En amorosa complicidad con su esposa, Christof, que tenía cédula de extranjería en Colombia, pasó los últimos seis años de su vida entre Bogotá y Berlín. Desde 2017 venía presentando varios quebrantos de salud, que lo llevaron a radicarse en Medellín, una ciudad que por su clima resultaba más amable para sobrellevar sus afecciones del corazón.
Un corazón que dejó de latir el pasado 6 de mayo, cuando la muerte lo sorprendió en su carro y no alcanzó a llegar con vida al hospital donde fue trasladado de urgencias. Se apagaba así la vida de un alemán de sonrisa amable, que admiraba la tenacidad de colombianos, pero a quien lo entristecía que el país no lograra superar su violencia. “Lo tienen todo para lograrlo, pero falta más unión”, les repetía a sus familiares y amigos.
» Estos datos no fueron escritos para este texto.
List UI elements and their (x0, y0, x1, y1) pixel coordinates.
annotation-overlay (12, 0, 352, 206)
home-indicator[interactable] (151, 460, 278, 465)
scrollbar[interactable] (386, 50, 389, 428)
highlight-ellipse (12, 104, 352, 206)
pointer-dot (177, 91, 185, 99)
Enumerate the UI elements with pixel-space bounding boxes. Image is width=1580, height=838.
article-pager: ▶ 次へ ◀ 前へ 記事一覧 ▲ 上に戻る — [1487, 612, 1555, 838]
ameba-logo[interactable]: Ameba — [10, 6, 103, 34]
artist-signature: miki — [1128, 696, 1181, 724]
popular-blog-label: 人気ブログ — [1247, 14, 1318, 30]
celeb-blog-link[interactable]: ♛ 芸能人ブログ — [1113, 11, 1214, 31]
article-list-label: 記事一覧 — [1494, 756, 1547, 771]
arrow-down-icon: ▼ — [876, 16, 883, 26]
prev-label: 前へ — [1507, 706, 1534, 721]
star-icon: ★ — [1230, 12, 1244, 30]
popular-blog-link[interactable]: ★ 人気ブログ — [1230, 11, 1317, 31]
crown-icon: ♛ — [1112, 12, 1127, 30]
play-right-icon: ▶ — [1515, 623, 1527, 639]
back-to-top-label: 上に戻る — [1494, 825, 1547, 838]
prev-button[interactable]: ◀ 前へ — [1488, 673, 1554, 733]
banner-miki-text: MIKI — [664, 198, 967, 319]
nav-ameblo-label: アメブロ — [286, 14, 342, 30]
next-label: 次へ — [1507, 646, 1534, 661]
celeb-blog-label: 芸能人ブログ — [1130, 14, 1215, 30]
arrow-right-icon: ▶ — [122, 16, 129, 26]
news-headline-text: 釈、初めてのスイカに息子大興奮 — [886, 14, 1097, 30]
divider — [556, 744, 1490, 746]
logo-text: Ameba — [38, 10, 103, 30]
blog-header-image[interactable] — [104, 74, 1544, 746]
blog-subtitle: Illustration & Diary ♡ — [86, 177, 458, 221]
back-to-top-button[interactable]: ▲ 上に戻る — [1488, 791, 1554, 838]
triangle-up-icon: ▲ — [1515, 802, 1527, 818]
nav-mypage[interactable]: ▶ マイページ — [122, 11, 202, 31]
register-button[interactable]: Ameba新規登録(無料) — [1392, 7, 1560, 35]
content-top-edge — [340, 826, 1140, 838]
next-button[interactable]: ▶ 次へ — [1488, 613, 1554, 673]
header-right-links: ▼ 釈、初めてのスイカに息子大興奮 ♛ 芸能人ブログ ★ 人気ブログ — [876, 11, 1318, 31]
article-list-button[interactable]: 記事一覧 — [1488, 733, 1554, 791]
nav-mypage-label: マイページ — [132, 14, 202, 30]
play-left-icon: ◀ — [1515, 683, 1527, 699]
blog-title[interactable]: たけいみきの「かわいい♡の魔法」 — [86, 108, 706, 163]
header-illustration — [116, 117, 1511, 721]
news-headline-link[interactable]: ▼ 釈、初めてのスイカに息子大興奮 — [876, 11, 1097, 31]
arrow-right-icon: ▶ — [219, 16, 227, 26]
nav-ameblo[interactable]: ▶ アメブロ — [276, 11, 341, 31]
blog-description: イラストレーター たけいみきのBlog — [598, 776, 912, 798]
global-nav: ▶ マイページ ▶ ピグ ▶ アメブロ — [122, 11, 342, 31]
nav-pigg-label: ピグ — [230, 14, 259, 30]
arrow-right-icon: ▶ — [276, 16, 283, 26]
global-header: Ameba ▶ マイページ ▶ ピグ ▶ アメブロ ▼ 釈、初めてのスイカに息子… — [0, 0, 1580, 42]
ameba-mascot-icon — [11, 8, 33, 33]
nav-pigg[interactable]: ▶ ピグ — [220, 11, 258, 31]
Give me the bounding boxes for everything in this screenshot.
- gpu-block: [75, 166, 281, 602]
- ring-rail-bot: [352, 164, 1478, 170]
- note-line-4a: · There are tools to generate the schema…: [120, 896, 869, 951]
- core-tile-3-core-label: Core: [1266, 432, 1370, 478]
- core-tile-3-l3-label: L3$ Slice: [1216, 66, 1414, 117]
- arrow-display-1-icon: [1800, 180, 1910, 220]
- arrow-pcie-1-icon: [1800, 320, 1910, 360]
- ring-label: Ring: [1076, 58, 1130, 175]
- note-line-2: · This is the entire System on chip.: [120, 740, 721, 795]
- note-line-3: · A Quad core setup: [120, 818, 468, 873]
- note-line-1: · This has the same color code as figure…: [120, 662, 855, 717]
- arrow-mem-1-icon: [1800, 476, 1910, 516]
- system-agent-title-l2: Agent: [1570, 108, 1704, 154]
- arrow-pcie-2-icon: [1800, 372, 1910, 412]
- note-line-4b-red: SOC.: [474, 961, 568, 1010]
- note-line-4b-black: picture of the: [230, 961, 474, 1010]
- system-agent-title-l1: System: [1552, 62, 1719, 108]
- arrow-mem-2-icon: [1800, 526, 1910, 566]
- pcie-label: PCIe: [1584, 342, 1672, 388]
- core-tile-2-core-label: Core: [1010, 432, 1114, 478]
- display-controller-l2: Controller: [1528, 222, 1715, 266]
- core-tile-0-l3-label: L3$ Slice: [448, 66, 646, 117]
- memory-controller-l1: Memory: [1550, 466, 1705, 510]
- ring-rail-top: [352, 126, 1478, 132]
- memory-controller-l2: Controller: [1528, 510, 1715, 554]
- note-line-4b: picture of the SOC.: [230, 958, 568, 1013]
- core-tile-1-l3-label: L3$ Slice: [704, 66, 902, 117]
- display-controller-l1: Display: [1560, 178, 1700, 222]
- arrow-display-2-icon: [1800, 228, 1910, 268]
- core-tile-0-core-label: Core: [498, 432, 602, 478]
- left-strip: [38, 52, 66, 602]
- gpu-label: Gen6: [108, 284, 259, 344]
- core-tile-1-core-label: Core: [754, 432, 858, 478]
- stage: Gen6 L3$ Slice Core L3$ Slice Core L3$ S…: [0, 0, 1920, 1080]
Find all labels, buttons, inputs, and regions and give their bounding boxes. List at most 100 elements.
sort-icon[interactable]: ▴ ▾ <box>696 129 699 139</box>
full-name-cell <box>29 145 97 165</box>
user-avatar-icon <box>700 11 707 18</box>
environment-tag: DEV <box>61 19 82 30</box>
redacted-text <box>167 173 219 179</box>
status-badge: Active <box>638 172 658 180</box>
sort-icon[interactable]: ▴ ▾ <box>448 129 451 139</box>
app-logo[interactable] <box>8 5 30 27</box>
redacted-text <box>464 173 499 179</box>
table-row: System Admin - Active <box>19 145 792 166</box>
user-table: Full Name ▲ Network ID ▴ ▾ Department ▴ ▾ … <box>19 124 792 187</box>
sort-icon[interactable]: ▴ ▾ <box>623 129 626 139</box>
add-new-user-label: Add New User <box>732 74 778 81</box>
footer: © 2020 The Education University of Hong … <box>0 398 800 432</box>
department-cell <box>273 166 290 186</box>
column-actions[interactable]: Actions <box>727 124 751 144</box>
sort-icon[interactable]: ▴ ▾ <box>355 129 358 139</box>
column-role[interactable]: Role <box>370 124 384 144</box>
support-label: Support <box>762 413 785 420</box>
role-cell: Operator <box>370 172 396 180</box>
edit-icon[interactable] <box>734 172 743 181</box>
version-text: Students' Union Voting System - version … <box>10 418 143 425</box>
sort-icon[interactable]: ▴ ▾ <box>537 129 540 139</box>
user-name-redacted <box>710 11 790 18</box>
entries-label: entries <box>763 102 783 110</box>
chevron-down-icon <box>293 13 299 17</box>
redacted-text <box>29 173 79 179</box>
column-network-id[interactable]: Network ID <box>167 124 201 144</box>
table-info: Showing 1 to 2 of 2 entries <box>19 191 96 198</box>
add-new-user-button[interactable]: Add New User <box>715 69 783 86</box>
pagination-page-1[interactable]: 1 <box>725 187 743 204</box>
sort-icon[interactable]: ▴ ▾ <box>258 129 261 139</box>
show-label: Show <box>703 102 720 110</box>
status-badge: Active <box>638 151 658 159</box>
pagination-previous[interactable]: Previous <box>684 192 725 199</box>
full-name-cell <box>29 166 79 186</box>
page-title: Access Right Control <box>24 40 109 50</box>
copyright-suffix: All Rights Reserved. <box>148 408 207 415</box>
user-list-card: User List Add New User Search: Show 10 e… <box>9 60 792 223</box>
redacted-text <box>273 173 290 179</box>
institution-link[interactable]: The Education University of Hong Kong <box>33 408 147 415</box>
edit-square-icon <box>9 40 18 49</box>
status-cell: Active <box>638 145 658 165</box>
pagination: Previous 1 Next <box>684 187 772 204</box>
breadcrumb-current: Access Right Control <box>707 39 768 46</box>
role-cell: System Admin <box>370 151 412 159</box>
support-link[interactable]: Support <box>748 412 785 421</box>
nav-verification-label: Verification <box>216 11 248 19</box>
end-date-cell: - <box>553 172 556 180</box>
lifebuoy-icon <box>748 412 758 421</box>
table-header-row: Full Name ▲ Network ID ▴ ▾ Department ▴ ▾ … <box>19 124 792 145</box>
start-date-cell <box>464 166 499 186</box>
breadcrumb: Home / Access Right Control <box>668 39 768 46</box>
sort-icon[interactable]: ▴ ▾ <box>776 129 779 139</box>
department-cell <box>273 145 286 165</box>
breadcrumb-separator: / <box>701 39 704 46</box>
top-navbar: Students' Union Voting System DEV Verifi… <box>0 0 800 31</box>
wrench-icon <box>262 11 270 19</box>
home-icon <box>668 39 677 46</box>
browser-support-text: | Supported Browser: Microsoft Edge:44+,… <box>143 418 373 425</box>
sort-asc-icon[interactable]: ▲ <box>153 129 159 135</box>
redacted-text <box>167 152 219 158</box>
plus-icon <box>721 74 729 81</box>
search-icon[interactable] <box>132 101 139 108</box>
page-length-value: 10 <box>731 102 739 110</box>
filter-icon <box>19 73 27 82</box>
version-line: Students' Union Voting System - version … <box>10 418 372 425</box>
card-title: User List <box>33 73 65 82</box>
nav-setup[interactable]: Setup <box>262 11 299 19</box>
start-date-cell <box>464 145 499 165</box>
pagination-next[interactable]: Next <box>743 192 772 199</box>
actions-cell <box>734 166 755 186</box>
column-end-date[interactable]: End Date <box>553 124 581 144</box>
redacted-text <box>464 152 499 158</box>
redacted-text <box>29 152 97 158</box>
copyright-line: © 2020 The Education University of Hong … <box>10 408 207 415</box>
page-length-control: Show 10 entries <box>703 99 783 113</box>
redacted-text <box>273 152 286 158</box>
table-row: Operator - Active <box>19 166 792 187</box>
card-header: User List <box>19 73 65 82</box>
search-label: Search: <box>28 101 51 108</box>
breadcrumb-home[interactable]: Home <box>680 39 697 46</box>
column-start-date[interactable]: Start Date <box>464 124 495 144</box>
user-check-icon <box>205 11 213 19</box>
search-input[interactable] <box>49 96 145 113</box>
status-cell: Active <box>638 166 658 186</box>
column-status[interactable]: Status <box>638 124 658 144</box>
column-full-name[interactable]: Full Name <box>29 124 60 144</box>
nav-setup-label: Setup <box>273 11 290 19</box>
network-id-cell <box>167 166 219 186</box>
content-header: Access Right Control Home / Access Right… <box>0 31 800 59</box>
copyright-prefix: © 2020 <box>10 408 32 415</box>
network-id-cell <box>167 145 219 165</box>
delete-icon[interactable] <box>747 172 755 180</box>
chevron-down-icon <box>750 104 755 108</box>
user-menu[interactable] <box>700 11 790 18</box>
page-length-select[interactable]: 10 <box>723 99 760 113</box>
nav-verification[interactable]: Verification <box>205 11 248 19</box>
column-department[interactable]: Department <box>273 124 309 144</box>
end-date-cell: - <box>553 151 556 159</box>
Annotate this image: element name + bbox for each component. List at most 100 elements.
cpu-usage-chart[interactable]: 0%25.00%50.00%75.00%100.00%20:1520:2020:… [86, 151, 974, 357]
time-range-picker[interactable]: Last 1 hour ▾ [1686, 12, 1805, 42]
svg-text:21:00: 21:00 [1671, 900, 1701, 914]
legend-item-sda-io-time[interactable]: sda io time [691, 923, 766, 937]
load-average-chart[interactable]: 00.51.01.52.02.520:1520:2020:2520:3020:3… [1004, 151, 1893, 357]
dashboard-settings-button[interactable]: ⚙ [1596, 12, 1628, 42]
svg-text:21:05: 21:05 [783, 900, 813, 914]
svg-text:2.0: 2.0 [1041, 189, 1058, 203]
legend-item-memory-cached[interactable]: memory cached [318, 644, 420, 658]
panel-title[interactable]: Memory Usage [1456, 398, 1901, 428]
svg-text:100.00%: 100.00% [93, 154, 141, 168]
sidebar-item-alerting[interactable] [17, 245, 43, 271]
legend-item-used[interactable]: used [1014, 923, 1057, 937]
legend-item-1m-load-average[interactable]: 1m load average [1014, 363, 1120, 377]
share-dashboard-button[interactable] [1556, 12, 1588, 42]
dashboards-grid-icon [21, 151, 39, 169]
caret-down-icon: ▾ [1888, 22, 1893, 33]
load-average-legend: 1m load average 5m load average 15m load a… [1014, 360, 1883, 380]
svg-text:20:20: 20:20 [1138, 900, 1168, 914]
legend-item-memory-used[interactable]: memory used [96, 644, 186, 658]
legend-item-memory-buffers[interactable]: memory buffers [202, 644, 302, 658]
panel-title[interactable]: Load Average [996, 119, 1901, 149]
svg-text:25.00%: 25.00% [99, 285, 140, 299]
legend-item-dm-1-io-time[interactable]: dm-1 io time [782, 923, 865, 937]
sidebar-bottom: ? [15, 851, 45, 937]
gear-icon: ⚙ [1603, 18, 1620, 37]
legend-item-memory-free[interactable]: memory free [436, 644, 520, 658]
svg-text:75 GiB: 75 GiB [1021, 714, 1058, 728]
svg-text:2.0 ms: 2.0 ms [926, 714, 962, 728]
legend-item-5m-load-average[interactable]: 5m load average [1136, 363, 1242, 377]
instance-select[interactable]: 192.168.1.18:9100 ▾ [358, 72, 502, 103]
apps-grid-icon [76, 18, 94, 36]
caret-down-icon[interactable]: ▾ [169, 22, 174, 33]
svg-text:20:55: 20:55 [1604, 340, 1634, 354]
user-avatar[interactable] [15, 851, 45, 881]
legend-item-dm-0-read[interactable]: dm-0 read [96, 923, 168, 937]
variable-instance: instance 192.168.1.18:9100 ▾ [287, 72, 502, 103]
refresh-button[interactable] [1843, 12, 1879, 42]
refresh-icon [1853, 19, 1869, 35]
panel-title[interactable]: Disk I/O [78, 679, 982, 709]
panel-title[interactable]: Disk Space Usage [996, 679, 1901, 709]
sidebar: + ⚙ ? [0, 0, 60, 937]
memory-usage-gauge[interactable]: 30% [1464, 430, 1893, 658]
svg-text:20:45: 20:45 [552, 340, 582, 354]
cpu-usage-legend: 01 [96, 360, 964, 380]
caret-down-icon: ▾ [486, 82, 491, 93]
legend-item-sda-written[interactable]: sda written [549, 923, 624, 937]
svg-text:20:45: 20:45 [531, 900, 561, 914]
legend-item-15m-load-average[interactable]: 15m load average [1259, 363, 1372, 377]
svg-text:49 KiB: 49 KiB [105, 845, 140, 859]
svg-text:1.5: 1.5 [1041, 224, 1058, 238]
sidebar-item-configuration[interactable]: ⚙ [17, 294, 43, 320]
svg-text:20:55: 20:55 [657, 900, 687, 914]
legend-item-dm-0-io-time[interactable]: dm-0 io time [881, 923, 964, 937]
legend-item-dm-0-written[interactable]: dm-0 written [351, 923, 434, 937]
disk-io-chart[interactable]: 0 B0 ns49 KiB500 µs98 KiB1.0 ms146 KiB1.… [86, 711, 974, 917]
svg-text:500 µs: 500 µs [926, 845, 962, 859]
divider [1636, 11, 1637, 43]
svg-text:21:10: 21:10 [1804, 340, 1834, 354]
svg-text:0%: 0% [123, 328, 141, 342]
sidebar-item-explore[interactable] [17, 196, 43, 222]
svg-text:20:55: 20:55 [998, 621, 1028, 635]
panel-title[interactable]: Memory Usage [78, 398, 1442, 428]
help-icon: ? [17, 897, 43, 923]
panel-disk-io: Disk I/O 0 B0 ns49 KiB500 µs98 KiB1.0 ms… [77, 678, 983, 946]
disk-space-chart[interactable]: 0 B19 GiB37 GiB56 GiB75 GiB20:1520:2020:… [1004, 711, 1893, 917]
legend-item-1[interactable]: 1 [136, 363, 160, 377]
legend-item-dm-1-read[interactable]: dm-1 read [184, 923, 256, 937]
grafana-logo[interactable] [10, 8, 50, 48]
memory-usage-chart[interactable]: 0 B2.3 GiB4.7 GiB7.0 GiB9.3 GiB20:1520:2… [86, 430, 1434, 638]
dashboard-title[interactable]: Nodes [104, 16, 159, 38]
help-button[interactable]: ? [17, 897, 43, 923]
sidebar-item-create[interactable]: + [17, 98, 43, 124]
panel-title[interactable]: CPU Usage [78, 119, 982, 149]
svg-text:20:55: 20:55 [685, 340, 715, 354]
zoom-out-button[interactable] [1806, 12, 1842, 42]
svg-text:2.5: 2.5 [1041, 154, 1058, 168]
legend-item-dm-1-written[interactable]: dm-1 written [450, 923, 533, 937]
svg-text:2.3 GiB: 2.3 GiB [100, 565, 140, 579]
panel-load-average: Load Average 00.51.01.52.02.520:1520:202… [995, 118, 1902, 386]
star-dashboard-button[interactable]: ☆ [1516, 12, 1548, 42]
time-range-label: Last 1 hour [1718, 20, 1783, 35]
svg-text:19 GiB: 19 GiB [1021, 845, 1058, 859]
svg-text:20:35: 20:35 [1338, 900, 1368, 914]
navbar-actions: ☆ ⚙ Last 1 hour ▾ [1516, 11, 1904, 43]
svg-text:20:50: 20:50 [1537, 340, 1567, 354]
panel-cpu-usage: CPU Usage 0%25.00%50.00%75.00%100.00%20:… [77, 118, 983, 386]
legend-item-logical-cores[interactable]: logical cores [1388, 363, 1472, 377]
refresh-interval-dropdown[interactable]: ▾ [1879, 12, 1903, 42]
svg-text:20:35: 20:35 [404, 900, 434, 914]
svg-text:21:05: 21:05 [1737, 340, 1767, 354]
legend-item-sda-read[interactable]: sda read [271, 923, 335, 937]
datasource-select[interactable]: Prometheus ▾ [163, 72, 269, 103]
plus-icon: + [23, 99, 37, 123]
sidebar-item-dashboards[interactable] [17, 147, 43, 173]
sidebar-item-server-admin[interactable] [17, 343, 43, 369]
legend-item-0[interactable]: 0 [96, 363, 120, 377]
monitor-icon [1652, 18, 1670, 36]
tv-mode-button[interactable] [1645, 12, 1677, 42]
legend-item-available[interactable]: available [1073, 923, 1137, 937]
Los mismos que este viernes lo despidieron y lo evocan como el hombre ético, tranquilo y generoso, que a pesar de sus raíces alemanas parecía un latino más, a quien incluso en los aeropuertos de su país lo apartaban de las filas y le decían: “Los extranjeros van por otro lado”, tal como recuerda, con palabras cariñosas, María Isabel. “Tuvo una vida plena y feliz. Y eso es al final lo único que importa”.